L’instant qu’Ael a capturé sur la plage des Almadies m’a portée tout au long de l’écriture de Rose désert. Elle intervient dans le roman au détour d’une scène dans le quartier des pêcheurs à Nouakchott, dans des descriptions de vêtements, ailleurs. Outre son contenu, le fait que cette photo existe m’a donné du souffle. Qu’il existe une preuve, une trace, qui me montre tenant à bout de bras les vestiges de ma mère morte devant l’océan, que ce témoignage vienne remplacer ou contredire la réminiscence, me paraît, chaque fois que j’y pense, foudroyant, éblouissant. Je peux lire l’heure à la lumière qui s’abat sur le sol : l’ardeur du soleil de midi. Pourtant dans mon cœur, il faisait nuit. L’aube s’esquissait à peine. Ma robe n’était pas bleue mais pourpre ; le sable était trempé de larmes sous mes pieds nus.

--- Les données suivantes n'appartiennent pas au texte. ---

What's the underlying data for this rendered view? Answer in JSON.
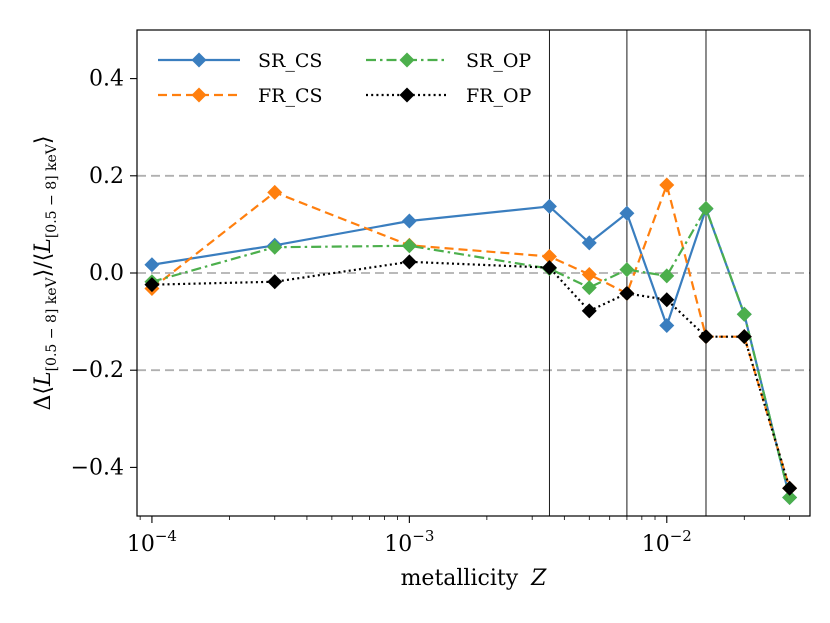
{
  "chart_data": {
    "type": "line",
    "title": "",
    "xlabel_text": "metallicity",
    "xlabel_var": "Z",
    "ylabel": "Δ⟨L[0.5−8] keV⟩/⟨L[0.5−8] keV⟩",
    "xscale": "log",
    "xlim": [
      8.75e-05,
      0.036
    ],
    "ylim": [
      -0.5,
      0.5
    ],
    "x": [
      0.0001,
      0.0003,
      0.001,
      0.0035,
      0.005,
      0.007,
      0.01,
      0.0142,
      0.02,
      0.03
    ],
    "x_ticks": [
      {
        "value": 0.0001,
        "base": "10",
        "exp": "−4"
      },
      {
        "value": 0.001,
        "base": "10",
        "exp": "−3"
      },
      {
        "value": 0.01,
        "base": "10",
        "exp": "−2"
      }
    ],
    "y_ticks": [
      {
        "value": 0.4,
        "label": "0.4"
      },
      {
        "value": 0.2,
        "label": "0.2"
      },
      {
        "value": 0.0,
        "label": "0.0"
      },
      {
        "value": -0.2,
        "label": "−0.2"
      },
      {
        "value": -0.4,
        "label": "−0.4"
      }
    ],
    "hlines_dashed": [
      0.2,
      0.0,
      -0.2
    ],
    "vlines": [
      0.0035,
      0.007,
      0.0142
    ],
    "series": [
      {
        "name": "SR_CS",
        "color": "#3a7ebf",
        "dash": "solid",
        "values": [
          0.017,
          0.057,
          0.107,
          0.137,
          0.062,
          0.123,
          -0.108,
          0.132,
          -0.085,
          -0.462
        ]
      },
      {
        "name": "FR_CS",
        "color": "#ff7f0e",
        "dash": "dashed",
        "values": [
          -0.032,
          0.166,
          0.057,
          0.034,
          -0.003,
          -0.042,
          0.181,
          -0.131,
          -0.131,
          -0.443
        ]
      },
      {
        "name": "SR_OP",
        "color": "#4caf4c",
        "dash": "dashdot",
        "values": [
          -0.018,
          0.053,
          0.056,
          0.009,
          -0.03,
          0.007,
          -0.006,
          0.133,
          -0.085,
          -0.462
        ]
      },
      {
        "name": "FR_OP",
        "color": "#000000",
        "dash": "dotted",
        "values": [
          -0.024,
          -0.018,
          0.023,
          0.011,
          -0.078,
          -0.042,
          -0.055,
          -0.131,
          -0.131,
          -0.443
        ]
      }
    ],
    "legend": {
      "location": "upper-left",
      "columns": 2,
      "order": [
        "SR_CS",
        "FR_CS",
        "SR_OP",
        "FR_OP"
      ]
    }
  }
}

Dans les semaines qui ont suivi ce périple à Dakar, Ael et Iris ont fait la connaissance de Mati. Elle rentrait elle aussi du Sénégal, où elle venait de tourner son premier court métrage, Atlantiques. Elles s’étaient retrouvées à une fête de Penda, qui entre-temps était devenue styliste. Ses premières collections, au début des années 2000, avaient été des doudounes en wax. Penda avait invité Mati, Ael et Iris à squatter avec elle le palace d’un richissime collectionneur. Allongées sur un matelas king size et un couvre-lit en peau de bête, hallucinées par ce contexte extravagant, elles ont visionné Atlantiques, très loin de l’océan, très loin de l’Afrique. Très loin de l’histoire de ma mère.

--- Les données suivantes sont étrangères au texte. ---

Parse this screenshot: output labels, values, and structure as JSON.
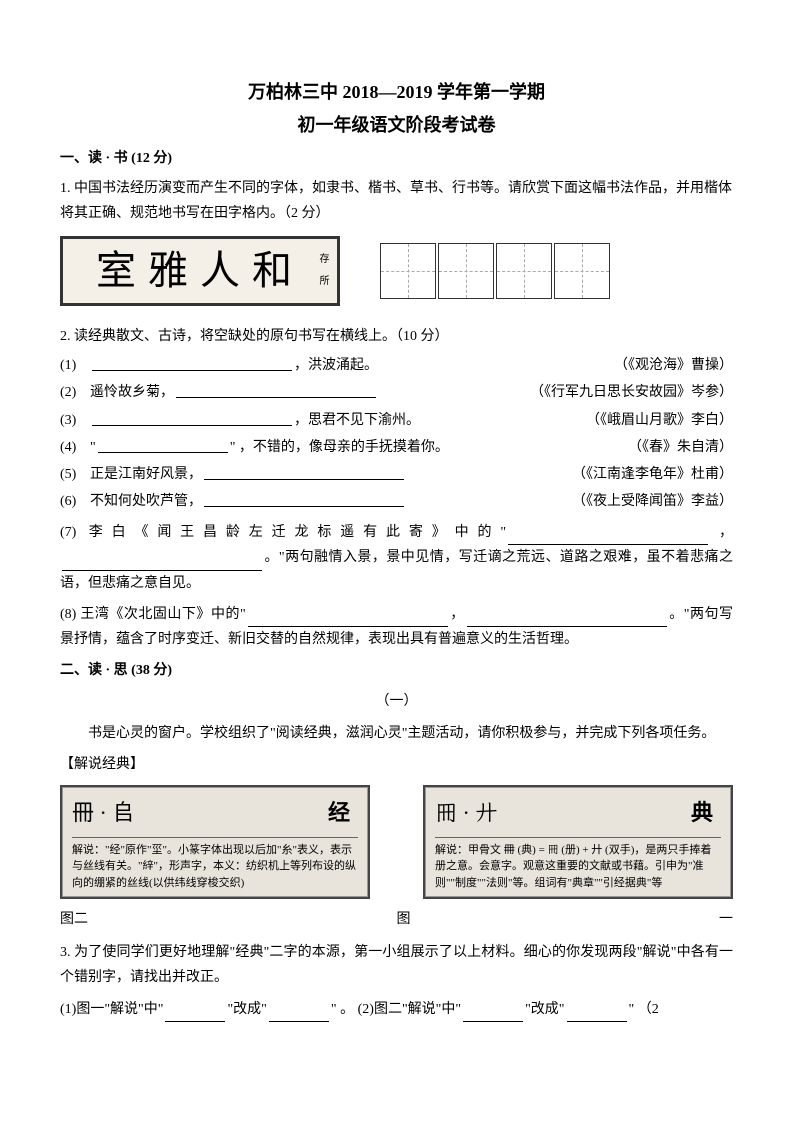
{
  "header": {
    "title_line1": "万柏林三中 2018—2019 学年第一学期",
    "title_line2": "初一年级语文阶段考试卷"
  },
  "section1": {
    "header": "一、读 · 书 (12 分)",
    "q1": {
      "text": "1. 中国书法经历演变而产生不同的字体，如隶书、楷书、草书、行书等。请欣赏下面这幅书法作品，并用楷体将其正确、规范地书写在田字格内。（2 分）",
      "calligraphy": "室雅人和",
      "seal": "存所"
    },
    "q2": {
      "text": "2. 读经典散文、古诗，将空缺处的原句书写在横线上。（10 分）",
      "items": [
        {
          "n": "(1)",
          "after": "，洪波涌起。",
          "src": "（《观沧海》曹操）"
        },
        {
          "n": "(2)",
          "before": "遥怜故乡菊，",
          "src": "（《行军九日思长安故园》岑参）"
        },
        {
          "n": "(3)",
          "after": "，思君不见下渝州。",
          "src": "（《峨眉山月歌》李白）"
        },
        {
          "n": "(4)",
          "before": "\"",
          "after": "\" ，不错的，像母亲的手抚摸着你。",
          "src": "（《春》朱自清）"
        },
        {
          "n": "(5)",
          "before": "正是江南好风景，",
          "src": "（《江南逢李龟年》杜甫）"
        },
        {
          "n": "(6)",
          "before": "不知何处吹芦管，",
          "src": "（《夜上受降闻笛》李益）"
        }
      ],
      "q7": "(7) 李白《闻王昌龄左迁龙标遥有此寄》中的\"",
      "q7_tail": "。\"两句融情入景，景中见情，写迁谪之荒远、道路之艰难，虽不着悲痛之语，但悲痛之意自见。",
      "q8": "(8) 王湾《次北固山下》中的\"",
      "q8_mid": "，",
      "q8_tail": "。\"两句写景抒情，蕴含了时序变迁、新旧交替的自然规律，表现出具有普遍意义的生活哲理。"
    }
  },
  "section2": {
    "header": "二、读 · 思 (38 分)",
    "sub": "（一）",
    "intro": "书是心灵的窗户。学校组织了\"阅读经典，滋润心灵\"主题活动，请你积极参与，并完成下列各项任务。",
    "label": "【解说经典】",
    "box1": {
      "char": "经",
      "icons": "冊 · 𠂤",
      "body": "解说：\"经\"原作\"坙\"。小篆字体出现以后加\"糸\"表义，表示与丝线有关。\"𦀓\"，形声字，本义：纺织机上等列布设的纵向的绷紧的丝线(以供纬线穿梭交织)"
    },
    "box2": {
      "char": "典",
      "icons": "𠕁 · 廾",
      "body": "解说：甲骨文 𠕋 (典) = 𠕁 (册) + 廾 (双手)，是两只手捧着册之意。会意字。观意这重要的文献或书藉。引申为\"准则\"\"制度\"\"法则\"等。组词有\"典章\"\"引经据典\"等"
    },
    "captions": {
      "left": "图二",
      "right_l": "图",
      "right_r": "一"
    },
    "q3": {
      "text": "3. 为了使同学们更好地理解\"经典\"二字的本源，第一小组展示了以上材料。细心的你发现两段\"解说\"中各有一个错别字，请找出并改正。",
      "sub1_a": "(1)图一\"解说\"中\"",
      "sub1_b": "\"改成\"",
      "sub1_c": "\" 。",
      "sub2_a": "(2)图二\"解说\"中\"",
      "sub2_b": "\"改成\"",
      "sub2_c": "\"  （2"
    }
  },
  "style": {
    "page_bg": "#ffffff",
    "text_color": "#000000",
    "box_bg": "#e8e4dc",
    "calligraphy_bg": "#f4f0e8",
    "border_color": "#333333",
    "font_size_body": 14,
    "font_size_title": 18,
    "font_size_box": 11
  }
}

Ael m’a parlé du projet de long métrage de Mati quand il s’appelait encore La prochaine fois, le feu – bien avant qu’il ne soit tourné et qu’elle ne l’ait monté. Mati m’a parlé de James Baldwin en me demandant si je me sentais capable d’écrire des dialogues en voix off sur la séquence finale. J’ai pensé à un livre d’une femme morte noyée l’été précédent, tentant de sauver des enfants qui faisaient les cons dans des vagues déchaînées. Nous l’avions lu ensemble. En réponse à ce texte, j’ai fait dire à Ada, l’héroïne du film : Il y a des souvenirs qui sont des présages. Dix ans s’étaient écoulés depuis les funérailles de Catherine.

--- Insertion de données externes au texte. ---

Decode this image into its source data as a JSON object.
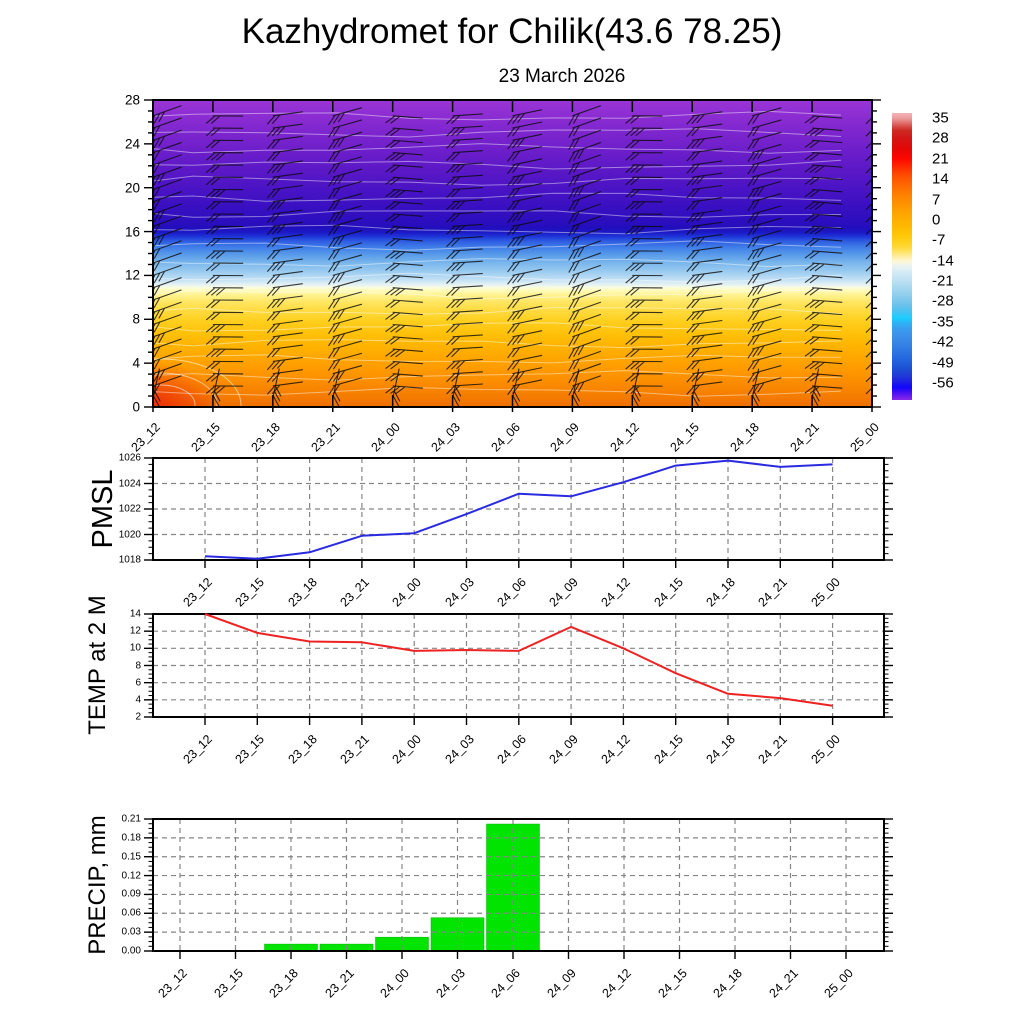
{
  "header": {
    "title": "Kazhydromet for Chilik(43.6 78.25)",
    "subtitle": "23 March 2026"
  },
  "time_axis": {
    "labels": [
      "23_12",
      "23_15",
      "23_18",
      "23_21",
      "24_00",
      "24_03",
      "24_06",
      "24_09",
      "24_12",
      "24_15",
      "24_18",
      "24_21",
      "25_00"
    ]
  },
  "colors": {
    "pmsl_line": "#2a2ae0",
    "temp_line": "#ee2222",
    "precip_bar": "#00e400",
    "grid": "#858585",
    "axis": "#000000"
  },
  "chart_data": [
    {
      "id": "upper_air_section",
      "type": "heatmap",
      "title": "",
      "ylabel": "",
      "ylim": [
        0,
        28
      ],
      "yticks": [
        0,
        4,
        8,
        12,
        16,
        20,
        24,
        28
      ],
      "x": [
        "23_12",
        "23_15",
        "23_18",
        "23_21",
        "24_00",
        "24_03",
        "24_06",
        "24_09",
        "24_12",
        "24_15",
        "24_18",
        "24_21",
        "25_00"
      ],
      "description": "Time-height cross-section of temperature (shaded, deg C) with wind barbs and white contour lines; warm orange near surface grading to purple at 28",
      "approx_vertical_profile": [
        {
          "height": 0,
          "temp_c": 10
        },
        {
          "height": 4,
          "temp_c": 4
        },
        {
          "height": 8,
          "temp_c": -4
        },
        {
          "height": 11,
          "temp_c": -14
        },
        {
          "height": 14,
          "temp_c": -28
        },
        {
          "height": 16,
          "temp_c": -40
        },
        {
          "height": 18,
          "temp_c": -52
        },
        {
          "height": 22,
          "temp_c": -56
        },
        {
          "height": 28,
          "temp_c": -60
        }
      ],
      "colorbar_labels": [
        35,
        28,
        21,
        14,
        7,
        0,
        -7,
        -14,
        -21,
        -28,
        -35,
        -42,
        -49,
        -56
      ],
      "legend_position": "right"
    },
    {
      "id": "pmsl",
      "type": "line",
      "label": "PMSL",
      "color": "#2a2ae0",
      "ylim": [
        1018,
        1026
      ],
      "yticks": [
        1026,
        1024,
        1022,
        1020,
        1018
      ],
      "x": [
        "23_12",
        "23_15",
        "23_18",
        "23_21",
        "24_00",
        "24_03",
        "24_06",
        "24_09",
        "24_12",
        "24_15",
        "24_18",
        "24_21",
        "25_00"
      ],
      "values": [
        1018.3,
        1018.1,
        1018.6,
        1019.9,
        1020.1,
        1021.6,
        1023.2,
        1023.0,
        1024.1,
        1025.4,
        1025.8,
        1025.3,
        1025.5
      ],
      "grid": "dashed"
    },
    {
      "id": "temp2m",
      "type": "line",
      "label": "TEMP at 2 M",
      "color": "#ee2222",
      "ylim": [
        2,
        14
      ],
      "yticks": [
        14,
        12,
        10,
        8,
        6,
        4,
        2
      ],
      "x": [
        "23_12",
        "23_15",
        "23_18",
        "23_21",
        "24_00",
        "24_03",
        "24_06",
        "24_09",
        "24_12",
        "24_15",
        "24_18",
        "24_21",
        "25_00"
      ],
      "values": [
        14.0,
        11.8,
        10.8,
        10.7,
        9.7,
        9.8,
        9.7,
        12.5,
        10.0,
        7.1,
        4.7,
        4.2,
        3.3
      ],
      "grid": "dashed"
    },
    {
      "id": "precip",
      "type": "bar",
      "label": "PRECIP, mm",
      "color": "#00e400",
      "ylim": [
        0,
        0.21
      ],
      "yticks": [
        0.21,
        0.18,
        0.15,
        0.12,
        0.09,
        0.06,
        0.03,
        0.0
      ],
      "x": [
        "23_12",
        "23_15",
        "23_18",
        "23_21",
        "24_00",
        "24_03",
        "24_06",
        "24_09",
        "24_12",
        "24_15",
        "24_18",
        "24_21",
        "25_00"
      ],
      "values": [
        0,
        0,
        0.011,
        0.011,
        0.022,
        0.053,
        0.202,
        0,
        0,
        0,
        0,
        0,
        0
      ],
      "grid": "dashed"
    }
  ]
}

En regardant sur mon iPhone Ael et Mati monter les marches du Palais des festivals le soir du Grand Prix d’Atlantique, j’ai revu les coupures de presse du père de mon père présidant le jury inaugural de Cannes, l’année de la naissance de ma mère, dans ce pays fantastique où vivent les morts qui vivent en nous, dans ce monde virtuel où les écrans et les souvenirs se confondent. Là où le réel reprend ses droits sur son remake. Où le passé de ceux qui nous sont chers se mélange à notre avenir. Où seule l’outrance est dans le vrai.